In a recent post for LinkedIn‘s latest editorial package, “How I Launched My Career,” Handler, now 41, says she learned the importance of showing up while waitressing in her early 20s.
“I was never the best waitress, but I was always the person people called when they needed a shift covered because I would always say yes,” she writes.
“Whether that was a result of wanting to be liked from years of rejection in high school, or whether it was wanting to be dependable and reliable after years of being the opposite, I just wanted people to feel that they could count on me,” she says in her LinkedIn post, titled “I Used to Hate Doing Stand Up. Then I Discovered the Power of Showing Up.” “I didn’t want to work the extra shifts, [but it] gave me a sense of worth and reliability.”
Later in life, she says her habit for dependability bled into her stand-up career. “I kept showing up. When there were only two people in the audience … I showed up and did ten minutes of material.”
She’d also show up to “open mic nights” at coffee houses, which she “absolutely dreaded.” “I hated doing stand-up in the beginning. I couldn’t wait for a set to be canceled because no one showed, but after getting cold feet many times, I made an agreement with myself that I would show up, get up, and do my set, no matter what the circumstance,” she writes.
Once Handler showed up enough times, it became her reality, she says. “It was no longer an option to not show up. I now practice ‘showing up’ with everything I do. It has permeated every facet of my life. Whether it’s wanting to cancel a workout, a friend’s party, a public appearance, my family in New Jersey.
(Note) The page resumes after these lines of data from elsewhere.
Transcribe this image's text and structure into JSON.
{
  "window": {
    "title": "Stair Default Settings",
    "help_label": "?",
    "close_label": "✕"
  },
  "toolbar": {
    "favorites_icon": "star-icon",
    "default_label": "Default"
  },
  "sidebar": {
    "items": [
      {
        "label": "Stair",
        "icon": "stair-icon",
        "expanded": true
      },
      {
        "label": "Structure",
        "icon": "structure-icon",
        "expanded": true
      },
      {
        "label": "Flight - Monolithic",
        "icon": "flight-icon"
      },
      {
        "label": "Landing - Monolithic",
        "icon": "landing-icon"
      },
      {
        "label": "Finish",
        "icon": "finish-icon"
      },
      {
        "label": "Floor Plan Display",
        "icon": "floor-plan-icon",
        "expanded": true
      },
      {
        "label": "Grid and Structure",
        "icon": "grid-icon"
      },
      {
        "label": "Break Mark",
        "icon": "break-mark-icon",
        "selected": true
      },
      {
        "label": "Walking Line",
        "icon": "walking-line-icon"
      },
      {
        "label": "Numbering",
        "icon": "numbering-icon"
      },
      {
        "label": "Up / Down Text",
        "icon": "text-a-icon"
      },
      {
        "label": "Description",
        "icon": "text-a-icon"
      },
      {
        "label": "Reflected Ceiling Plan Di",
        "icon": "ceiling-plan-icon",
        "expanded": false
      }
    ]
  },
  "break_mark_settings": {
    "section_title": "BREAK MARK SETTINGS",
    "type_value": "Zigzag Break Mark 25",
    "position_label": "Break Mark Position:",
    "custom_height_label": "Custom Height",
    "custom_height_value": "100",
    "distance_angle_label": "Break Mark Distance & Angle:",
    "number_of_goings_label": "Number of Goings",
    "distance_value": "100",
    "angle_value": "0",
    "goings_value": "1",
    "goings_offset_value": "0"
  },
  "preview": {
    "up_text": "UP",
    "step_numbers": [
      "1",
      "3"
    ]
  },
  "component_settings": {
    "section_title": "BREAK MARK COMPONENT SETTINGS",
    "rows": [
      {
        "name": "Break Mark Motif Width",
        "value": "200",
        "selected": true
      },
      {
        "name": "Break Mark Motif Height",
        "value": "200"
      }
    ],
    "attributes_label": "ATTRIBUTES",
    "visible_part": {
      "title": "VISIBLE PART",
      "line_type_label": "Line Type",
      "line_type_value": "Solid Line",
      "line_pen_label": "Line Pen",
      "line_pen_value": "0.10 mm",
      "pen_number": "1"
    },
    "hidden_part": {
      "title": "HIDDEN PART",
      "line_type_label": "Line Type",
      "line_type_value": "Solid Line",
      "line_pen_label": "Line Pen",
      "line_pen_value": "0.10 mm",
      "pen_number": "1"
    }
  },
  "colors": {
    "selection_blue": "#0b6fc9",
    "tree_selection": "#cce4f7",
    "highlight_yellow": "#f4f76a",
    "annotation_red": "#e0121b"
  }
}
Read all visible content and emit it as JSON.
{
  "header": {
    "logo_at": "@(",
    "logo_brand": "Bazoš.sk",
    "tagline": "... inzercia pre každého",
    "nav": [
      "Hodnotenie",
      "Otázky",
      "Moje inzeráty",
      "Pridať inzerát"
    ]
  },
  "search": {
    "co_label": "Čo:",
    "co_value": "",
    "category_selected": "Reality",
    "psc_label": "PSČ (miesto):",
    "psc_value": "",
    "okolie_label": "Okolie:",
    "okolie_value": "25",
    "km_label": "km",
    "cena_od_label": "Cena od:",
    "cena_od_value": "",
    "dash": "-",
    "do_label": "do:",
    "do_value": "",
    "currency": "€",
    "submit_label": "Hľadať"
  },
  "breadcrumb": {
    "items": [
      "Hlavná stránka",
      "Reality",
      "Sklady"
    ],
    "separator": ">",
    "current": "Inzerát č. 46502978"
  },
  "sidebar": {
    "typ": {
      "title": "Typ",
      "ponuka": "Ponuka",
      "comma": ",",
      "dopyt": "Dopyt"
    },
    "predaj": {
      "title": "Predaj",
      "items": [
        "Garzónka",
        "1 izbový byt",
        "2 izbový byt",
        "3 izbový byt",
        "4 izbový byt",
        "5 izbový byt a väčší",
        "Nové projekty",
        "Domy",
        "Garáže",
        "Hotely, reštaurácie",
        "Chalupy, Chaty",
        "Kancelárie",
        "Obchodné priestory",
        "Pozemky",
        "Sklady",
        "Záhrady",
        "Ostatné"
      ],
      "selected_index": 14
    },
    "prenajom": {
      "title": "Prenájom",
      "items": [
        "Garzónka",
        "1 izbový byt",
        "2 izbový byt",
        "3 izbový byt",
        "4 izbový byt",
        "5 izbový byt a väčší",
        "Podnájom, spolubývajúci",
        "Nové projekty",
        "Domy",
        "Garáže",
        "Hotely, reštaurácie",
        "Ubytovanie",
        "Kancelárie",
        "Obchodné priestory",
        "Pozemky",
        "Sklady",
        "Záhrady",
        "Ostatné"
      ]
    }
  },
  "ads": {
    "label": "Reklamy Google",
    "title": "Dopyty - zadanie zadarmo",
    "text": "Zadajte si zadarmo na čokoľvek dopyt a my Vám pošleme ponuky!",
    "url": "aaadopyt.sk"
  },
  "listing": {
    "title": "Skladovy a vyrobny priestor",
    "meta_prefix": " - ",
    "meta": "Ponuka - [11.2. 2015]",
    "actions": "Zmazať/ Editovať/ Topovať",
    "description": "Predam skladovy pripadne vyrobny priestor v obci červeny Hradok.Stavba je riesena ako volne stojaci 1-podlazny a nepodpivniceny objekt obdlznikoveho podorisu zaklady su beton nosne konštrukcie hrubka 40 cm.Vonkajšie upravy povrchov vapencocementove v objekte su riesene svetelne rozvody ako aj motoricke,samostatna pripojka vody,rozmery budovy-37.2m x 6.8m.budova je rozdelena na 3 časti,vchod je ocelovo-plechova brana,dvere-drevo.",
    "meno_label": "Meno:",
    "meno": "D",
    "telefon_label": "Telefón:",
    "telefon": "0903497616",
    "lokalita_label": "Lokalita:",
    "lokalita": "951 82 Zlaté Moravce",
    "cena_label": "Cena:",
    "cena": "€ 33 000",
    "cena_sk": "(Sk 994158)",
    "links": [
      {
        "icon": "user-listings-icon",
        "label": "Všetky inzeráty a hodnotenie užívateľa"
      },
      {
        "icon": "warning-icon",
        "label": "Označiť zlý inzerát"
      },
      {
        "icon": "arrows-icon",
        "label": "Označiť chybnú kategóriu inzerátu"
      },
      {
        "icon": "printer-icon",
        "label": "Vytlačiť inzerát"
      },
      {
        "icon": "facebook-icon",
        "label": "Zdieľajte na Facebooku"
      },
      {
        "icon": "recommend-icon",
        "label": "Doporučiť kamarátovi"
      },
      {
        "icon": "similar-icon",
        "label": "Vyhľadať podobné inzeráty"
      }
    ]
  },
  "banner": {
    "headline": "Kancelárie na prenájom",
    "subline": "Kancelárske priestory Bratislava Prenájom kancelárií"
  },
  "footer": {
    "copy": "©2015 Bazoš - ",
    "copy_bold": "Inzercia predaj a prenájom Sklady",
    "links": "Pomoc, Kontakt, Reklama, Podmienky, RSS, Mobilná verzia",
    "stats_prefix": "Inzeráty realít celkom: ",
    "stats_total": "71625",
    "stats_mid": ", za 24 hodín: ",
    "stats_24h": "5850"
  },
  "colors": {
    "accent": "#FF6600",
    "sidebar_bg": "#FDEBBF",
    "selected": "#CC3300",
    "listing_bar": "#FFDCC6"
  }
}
Whatever it is, when I commit, I show up.”
And if she really can’t show up for something, she’s honest about it. “I don’t over-explain with an excuse that I’m sick or that my children are sick … because I’m not sick and I don’t have children, and all of those excuses are transparent, and you become unreliable,” she writes.
She says over the years she’s learned to be selective about what she commits to showing up to.
“I spent the first ten years of my career saying yes to absolutely everything and then harboring resentment for having said yes in the first place,” she writes. Now she focuses on showing up “for the people in my life who deserve my loyalty” — her friends, family, and mentors.
“Showing up shows great character,” she concludes. “And once you master the art of physically showing up, the art of mentally showing up usually takes care of itself.”